HOOG, but no later than within one (1) month after the Customer became aware of or reasonably should have become aware of the damage
- 11.4 HOOG always has the right, if and insofar as possible, to undo or limit the Customer’s damage by repairing or improving the defective Service(s).
- 11.5 HOOG is never obliged to compensate indirect damage (consequential damage) of the Customer, including but not limited to stagnation in the normal course of business in the Customer’s enterprise, which is the result of or otherwise related to an error in the performance of Services by HOOG. In addition, compensation for indirect damage (consequential damage) based on lost profit, missed savings, reduced goodwill, damage as a result of claims by third party(ies), distortion or loss of data, and loss of information is also expressly excluded.
- 11.6 The total liability of HOOG towards the Customer, regardless of the cause, is limited to compensation for direct damage only and is in any event limited to the amount invoiced by HOOG to the Customer and paid by the Customer for the provision of the Services in a period of one (1) month preceding the attributable failure. Any claim for compensation of damage expires by the mere passage of twenty-four (24) months after the claim arose.
- 11.7 Except in cases of intent and gross negligence, HOOG can never be held liable for damage caused by loss and/or damage of Content and/or other material supplied by the Customer.
12. Confidentiality
- 12.1 Parties acknowledge the strictly confidential nature of the contents of the Agreement and of all information (both written and oral) that becomes known to them in the context of the performance of the Agreement, such as but not limited to information concerning organization, business operations, financial and technical matters, content, origin, unpublished rates and their destination.
- 12.2 Parties will not disclose that information to third parties in any way and impose this confidentiality obligation on and are responsible for compliance with it by their employees and third parties who are in any way involved in their activities or the performance of the Agreement.
- 12.3 This obligation applies both during the term of the (extended) Agreement and after its termination.
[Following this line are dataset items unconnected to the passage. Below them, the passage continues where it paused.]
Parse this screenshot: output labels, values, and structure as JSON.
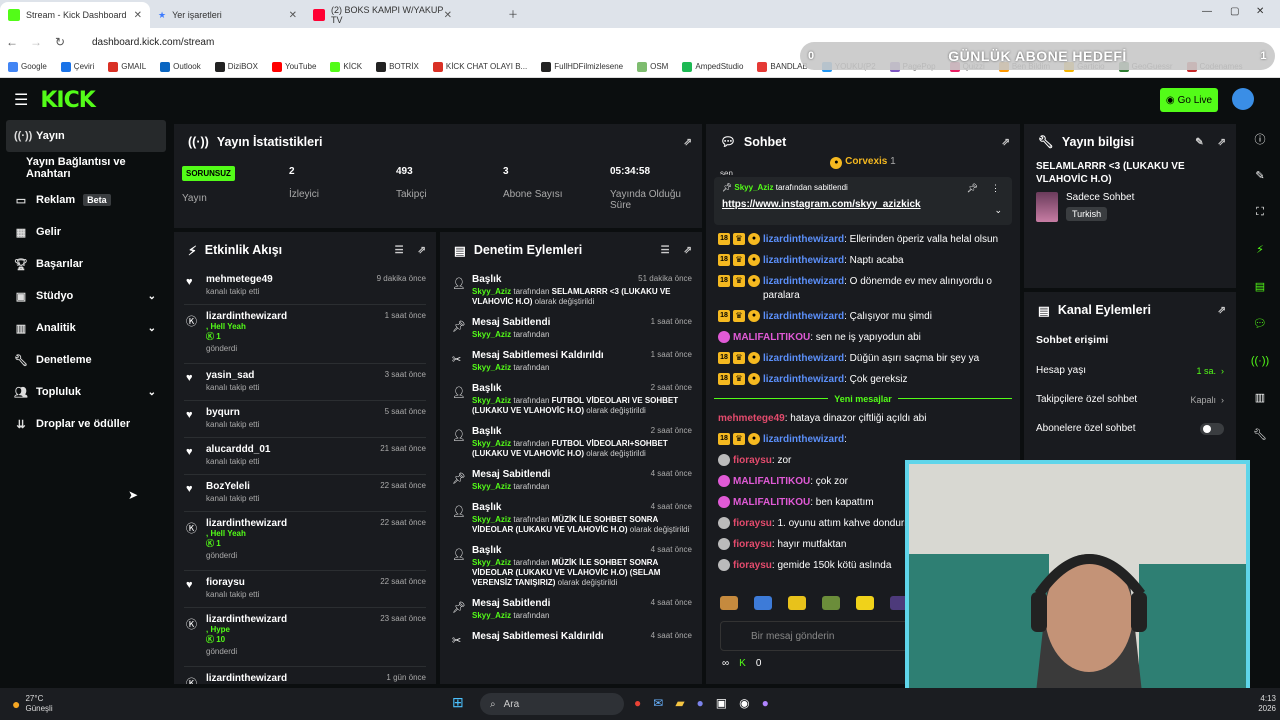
{
  "browser": {
    "tabs": [
      {
        "title": "Stream - Kick Dashboard",
        "color": "#53fc18"
      },
      {
        "title": "Yer işaretleri",
        "color": "#3d7bff"
      },
      {
        "title": "(2) BOKS KAMPI W/YAKUP TV",
        "color": "#ff0033"
      }
    ],
    "url": "dashboard.kick.com/stream",
    "bookmarks": [
      "Google",
      "Çeviri",
      "GMAIL",
      "Outlook",
      "DiziBOX",
      "YouTube",
      "KİCK",
      "BOTRİX",
      "KİCK CHAT OLAYI B...",
      "FullHDFilmizlesene",
      "OSM",
      "AmpedStudio",
      "BANDLAB",
      "YOUKU(P2",
      "PagePop",
      "Quizzi",
      "Ben Bildim",
      "Garticio",
      "GeoGuessr",
      "Codenames"
    ],
    "overlay": {
      "title": "GÜNLÜK ABONE HEDEFİ",
      "left": "0",
      "right": "1"
    }
  },
  "header": {
    "logo": "KICK",
    "go_live": "Go Live"
  },
  "sidebar": [
    {
      "label": "Yayın",
      "icon": "broadcast-icon"
    },
    {
      "label": "Yayın Bağlantısı ve Anahtarı",
      "icon": ""
    },
    {
      "label": "Reklam",
      "icon": "ad-icon",
      "badge": "Beta"
    },
    {
      "label": "Gelir",
      "icon": "revenue-icon"
    },
    {
      "label": "Başarılar",
      "icon": "trophy-icon"
    },
    {
      "label": "Stüdyo",
      "icon": "studio-icon"
    },
    {
      "label": "Analitik",
      "icon": "analytics-icon"
    },
    {
      "label": "Denetleme",
      "icon": "wrench-icon"
    },
    {
      "label": "Topluluk",
      "icon": "community-icon"
    },
    {
      "label": "Droplar ve ödüller",
      "icon": "drops-icon"
    }
  ],
  "stats": {
    "title": "Yayın İstatistikleri",
    "status_badge": "SORUNSUZ",
    "status_label": "Yayın",
    "viewers": "2",
    "viewers_label": "İzleyici",
    "followers": "493",
    "followers_label": "Takipçi",
    "subs": "3",
    "subs_label": "Abone Sayısı",
    "uptime": "05:34:58",
    "uptime_label": "Yayında Olduğu Süre"
  },
  "activity": {
    "title": "Etkinlik Akışı",
    "events": [
      {
        "name": "mehmetege49",
        "sub": "kanalı takip etti",
        "time": "9 dakika önce",
        "type": "follow"
      },
      {
        "name": "lizardinthewizard",
        "gift": ", Hell Yeah",
        "count": "1",
        "sub": "gönderdi",
        "time": "1 saat önce",
        "type": "gift"
      },
      {
        "name": "yasin_sad",
        "sub": "kanalı takip etti",
        "time": "3 saat önce",
        "type": "follow"
      },
      {
        "name": "byqurn",
        "sub": "kanalı takip etti",
        "time": "5 saat önce",
        "type": "follow"
      },
      {
        "name": "alucarddd_01",
        "sub": "kanalı takip etti",
        "time": "21 saat önce",
        "type": "follow"
      },
      {
        "name": "BozYeleli",
        "sub": "kanalı takip etti",
        "time": "22 saat önce",
        "type": "follow"
      },
      {
        "name": "lizardinthewizard",
        "gift": ", Hell Yeah",
        "count": "1",
        "sub": "gönderdi",
        "time": "22 saat önce",
        "type": "gift"
      },
      {
        "name": "fioraysu",
        "sub": "kanalı takip etti",
        "time": "22 saat önce",
        "type": "follow"
      },
      {
        "name": "lizardinthewizard",
        "gift": ", Hype",
        "count": "10",
        "sub": "gönderdi",
        "time": "23 saat önce",
        "type": "gift"
      },
      {
        "name": "lizardinthewizard",
        "sub": "",
        "time": "1 gün önce",
        "type": "gift"
      }
    ]
  },
  "moderation": {
    "title": "Denetim Eylemleri",
    "actions": [
      {
        "title": "Başlık",
        "time": "51 dakika önce",
        "user": "Skyy_Aziz",
        "pre": " tarafından ",
        "value": "SELAMLARRR <3 (LUKAKU VE VLAHOVİC H.O)",
        "post": " olarak değiştirildi",
        "icon": "person-edit-icon"
      },
      {
        "title": "Mesaj Sabitlendi",
        "time": "1 saat önce",
        "user": "Skyy_Aziz",
        "pre": " tarafından",
        "value": "",
        "post": "",
        "icon": "pin-icon"
      },
      {
        "title": "Mesaj Sabitlemesi Kaldırıldı",
        "time": "1 saat önce",
        "user": "Skyy_Aziz",
        "pre": " tarafından",
        "value": "",
        "post": "",
        "icon": "unpin-icon"
      },
      {
        "title": "Başlık",
        "time": "2 saat önce",
        "user": "Skyy_Aziz",
        "pre": " tarafından ",
        "value": "FUTBOL VİDEOLARI VE SOHBET (LUKAKU VE VLAHOVİC H.O)",
        "post": " olarak değiştirildi",
        "icon": "person-edit-icon"
      },
      {
        "title": "Başlık",
        "time": "2 saat önce",
        "user": "Skyy_Aziz",
        "pre": " tarafından ",
        "value": "FUTBOL VİDEOLARI+SOHBET (LUKAKU VE VLAHOVİC H.O)",
        "post": " olarak değiştirildi",
        "icon": "person-edit-icon"
      },
      {
        "title": "Mesaj Sabitlendi",
        "time": "4 saat önce",
        "user": "Skyy_Aziz",
        "pre": " tarafından",
        "value": "",
        "post": "",
        "icon": "pin-icon"
      },
      {
        "title": "Başlık",
        "time": "4 saat önce",
        "user": "Skyy_Aziz",
        "pre": " tarafından ",
        "value": "MÜZİK İLE SOHBET SONRA VİDEOLAR (LUKAKU VE VLAHOVİC H.O)",
        "post": " olarak değiştirildi",
        "icon": "person-edit-icon"
      },
      {
        "title": "Başlık",
        "time": "4 saat önce",
        "user": "Skyy_Aziz",
        "pre": " tarafından ",
        "value": "MÜZİK İLE SOHBET SONRA VİDEOLAR (LUKAKU VE VLAHOVİC H.O) (SELAM VERENSİZ TANIŞIRIZ)",
        "post": " olarak değiştirildi",
        "icon": "person-edit-icon"
      },
      {
        "title": "Mesaj Sabitlendi",
        "time": "4 saat önce",
        "user": "Skyy_Aziz",
        "pre": " tarafından",
        "value": "",
        "post": "",
        "icon": "pin-icon"
      },
      {
        "title": "Mesaj Sabitlemesi Kaldırıldı",
        "time": "4 saat önce",
        "user": "",
        "pre": "",
        "value": "",
        "post": "",
        "icon": "unpin-icon"
      }
    ]
  },
  "chat": {
    "title": "Sohbet",
    "top_user": "Corvexis",
    "top_count": "1",
    "pinned_by": "Skyy_Aziz",
    "pinned_suffix": " tarafından sabitlendi",
    "pinned_link": "https://www.instagram.com/skyy_azizkick",
    "cut_text": "sen",
    "messages": [
      {
        "user": "lizardinthewizard",
        "text": ": Ellerinden öperiz valla helal olsun",
        "badges": "sub",
        "cls": "u-blue"
      },
      {
        "user": "lizardinthewizard",
        "text": ": Naptı acaba",
        "badges": "sub",
        "cls": "u-blue"
      },
      {
        "user": "lizardinthewizard",
        "text": ": O dönemde ev mev alınıyordu o paralara",
        "badges": "sub",
        "cls": "u-blue"
      },
      {
        "user": "lizardinthewizard",
        "text": ": Çalışıyor mu şimdi",
        "badges": "sub",
        "cls": "u-blue"
      },
      {
        "user": "MALIFALITIKOU",
        "text": ": sen ne iş yapıyodun abi",
        "badges": "pink",
        "cls": "u-pink"
      },
      {
        "user": "lizardinthewizard",
        "text": ": Düğün aşırı saçma bir şey ya",
        "badges": "sub",
        "cls": "u-blue"
      },
      {
        "user": "lizardinthewizard",
        "text": ": Çok gereksiz",
        "badges": "sub",
        "cls": "u-blue"
      }
    ],
    "new_messages": "Yeni mesajlar",
    "messages2": [
      {
        "user": "mehmetege49",
        "text": ": hataya dinazor çiftliği açıldı abi",
        "badges": "",
        "cls": "u-red"
      },
      {
        "user": "lizardinthewizard",
        "text": ":",
        "badges": "sub",
        "cls": "u-blue"
      },
      {
        "user": "fioraysu",
        "text": ": zor",
        "badges": "gray",
        "cls": "u-red"
      },
      {
        "user": "MALIFALITIKOU",
        "text": ": çok zor",
        "badges": "pink",
        "cls": "u-pink"
      },
      {
        "user": "MALIFALITIKOU",
        "text": ": ben kapattım",
        "badges": "pink",
        "cls": "u-pink"
      },
      {
        "user": "fioraysu",
        "text": ": 1. oyunu attım kahve dondurr",
        "badges": "gray",
        "cls": "u-red"
      },
      {
        "user": "fioraysu",
        "text": ": hayır mutfaktan",
        "badges": "gray",
        "cls": "u-red"
      },
      {
        "user": "fioraysu",
        "text": ": gemide 150k kötü aslında",
        "badges": "gray",
        "cls": "u-red"
      }
    ],
    "input_placeholder": "Bir mesaj gönderin",
    "points": "0",
    "infinity": "∞",
    "badge_18": "18"
  },
  "info": {
    "title": "Yayın bilgisi",
    "stream_title": "SELAMLARRR <3 (LUKAKU VE VLAHOVİC H.O)",
    "category": "Sadece Sohbet",
    "tag": "Turkish"
  },
  "channel": {
    "title": "Kanal Eylemleri",
    "section": "Sohbet erişimi",
    "rows": [
      {
        "label": "Hesap yaşı",
        "value": "1 sa.",
        "accent": true
      },
      {
        "label": "Takipçilere özel sohbet",
        "value": "Kapalı",
        "accent": false
      },
      {
        "label": "Abonelere özel sohbet",
        "value": "",
        "toggle": true
      }
    ]
  },
  "taskbar": {
    "temp": "27°C",
    "weather": "Güneşli",
    "search": "Ara",
    "time": "4:13",
    "date": "2026"
  }
}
The confidentiality obligation mentioned in this article also applies to any disputes that arise between the parties and copies of the Agreement.
13. General final provisions
13.1 Except in the event that one of the Parties transfers control (by transfer – directly or indirectly – of its shares or via statutory powers and/or contractual arrangements of a structural nature) of its company for more than 50% to a third party and/or parent/subsidiary/sister company, the Parties are not permitted to transfer their obligations under this Agreement wholly or partially to any third party without the written consent of the other Party.
transfer more than 50% of its company to a third party and/or parent/subsidiary/sister company, the Parties are not allowed to transfer their obligations under this Agreement wholly or partially to any third party without the written consent of the other Party.
- 13.2 All taxes payable in respect of the Agreement or that may still be levied in the future shall be borne by the Customer.
- 13.3 Dutch law applies to all Agreement(s) and any additions thereto and all disputes arising from the Agreement (including the General Terms and Conditions) shall be submitted exclusively to the competent judge of the court of Oost-Brabant.